Eric Muller has responded to my post on taking the Korematsu thing out of context, with a post cleverly titled Ful(ford) of It.
James Fulford apparently doesn't think that his resurrection of the smear of Fred Korematsu ought to count as an instance of "invidious racism and hate" on VDare.com.
I'm puzzled by the word "smear" here, since I can't think of anything I've said that wasn't true, and as for the famous 1942 headline, "Jap Spy Arrested in San Leandro,'' you can't honestly call that a smear.It was a justifiable error on the part of the newspaper and the authorities. The other part I'm resurrecting is the details of his arrest. Which need resurrecting, in the interests of historical accuracy.
Here's the statement that Ellen Tauscher, the Congresswoman for San Leandro, issued when she was attending the Presidential Medal Of Freedom ceremony for Korematsu.
During one of the darkest chapters in American history when the U.S. government forced thousands of American citizens into internment camps simply because of their ancestry, Mr. Korematsu had the courage to say no.
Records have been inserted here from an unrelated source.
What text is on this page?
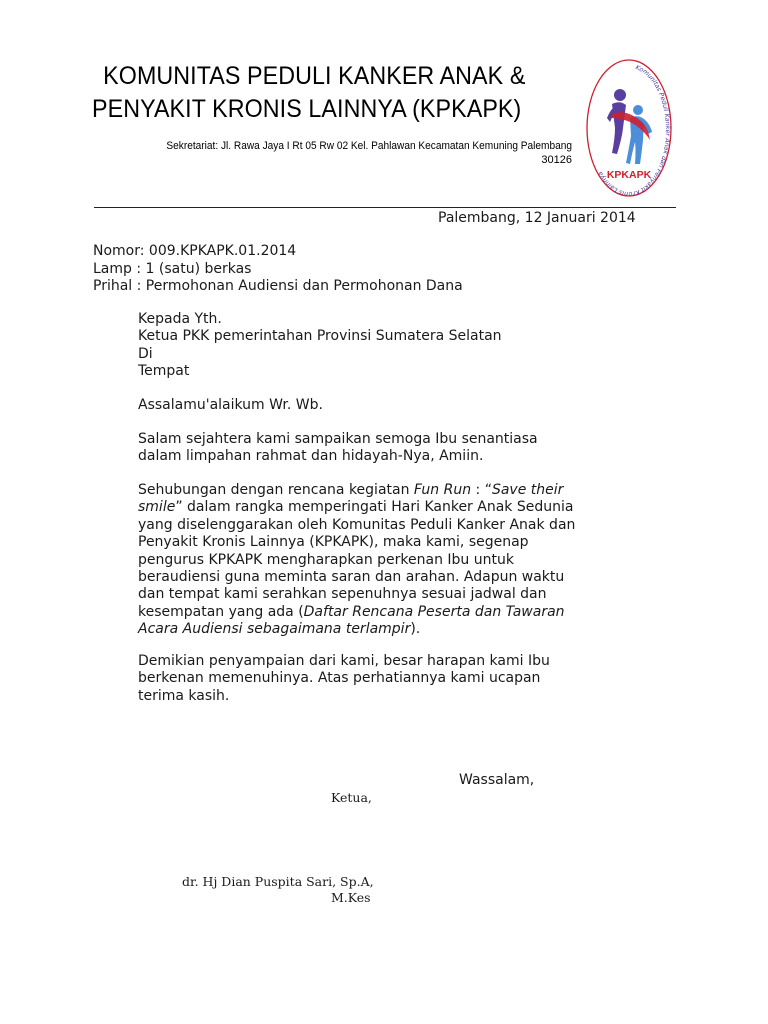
KOMUNITAS PEDULI KANKER ANAK &
PENYAKIT KRONIS LAINNYA (KPKAPK)
Sekretariat: Jl. Rawa Jaya I Rt 05 Rw 02 Kel. Pahlawan Kecamatan Kemuning Palembang
30126
Komunitas Peduli Kanker Anak dan Penyakit Kronis Lainnya KPKAPK
Palembang, 12 Januari 2014
Nomor: 009.KPKAPK.01.2014
Lamp : 1 (satu) berkas
Prihal : Permohonan Audiensi dan Permohonan Dana
Kepada Yth.
Ketua PKK pemerintahan Provinsi Sumatera Selatan
Di
Tempat
Assalamu'alaikum Wr. Wb.
Salam sejahtera kami sampaikan semoga Ibu senantiasa
dalam limpahan rahmat dan hidayah-Nya, Amiin.
Sehubungan dengan rencana kegiatan Fun Run : “Save their
smile” dalam rangka memperingati Hari Kanker Anak Sedunia
yang diselenggarakan oleh Komunitas Peduli Kanker Anak dan
Penyakit Kronis Lainnya (KPKAPK), maka kami, segenap
pengurus KPKAPK mengharapkan perkenan Ibu untuk
beraudiensi guna meminta saran dan arahan. Adapun waktu
dan tempat kami serahkan sepenuhnya sesuai jadwal dan
kesempatan yang ada (Daftar Rencana Peserta dan Tawaran
Acara Audiensi sebagaimana terlampir).
Demikian penyampaian dari kami, besar harapan kami Ibu
berkenan memenuhinya. Atas perhatiannya kami ucapan
terima kasih.
Wassalam,
Ketua,
dr. Hj Dian Puspita Sari, Sp.A,
M.Kes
He was subsequently arrested for demanding no more than what every American citizen is entitled to — his basic human rights.
Mr. Korematsu was arrested in 1942 for staying in his own home and refusing to comply with the order that sent more than 120,000 American citizens of Japanese ancestry to internment camps during World War II. Tauscher to Attend Presidential Medal of Freedom Ceremony at White House for San Leandro Resident
That's a lot of wrong historical facts to get wrong:
Korematsu didn't have the courage to say no, he ran and hid.
He wasn't arrested in his own home, (which was in Oakland) but in San Leandro, where he was hiding.
There weren't "120,000 American citizens of Japanese ancestry to internment camps " —of approximately 120, 000 people, (110,000 in internment camps) 38% were not American citizens—they were subjects of the Emperor Of Japan. With whom the United States was at war, remember?
But the main thrust of his post is a laundry list of other quotations from the Complete Works Of James Fulford, with this note:
Fair enough. If you don't like that one, how do the following quotes from Mr. Fulford suit you?
Most of them suit me fine, because I wrote them. He doesn't attempt to say what's wrong with them, either, and the first couple of commenters on his blog seem to think they're fine, but I'll have to devote a whole other post to them, above.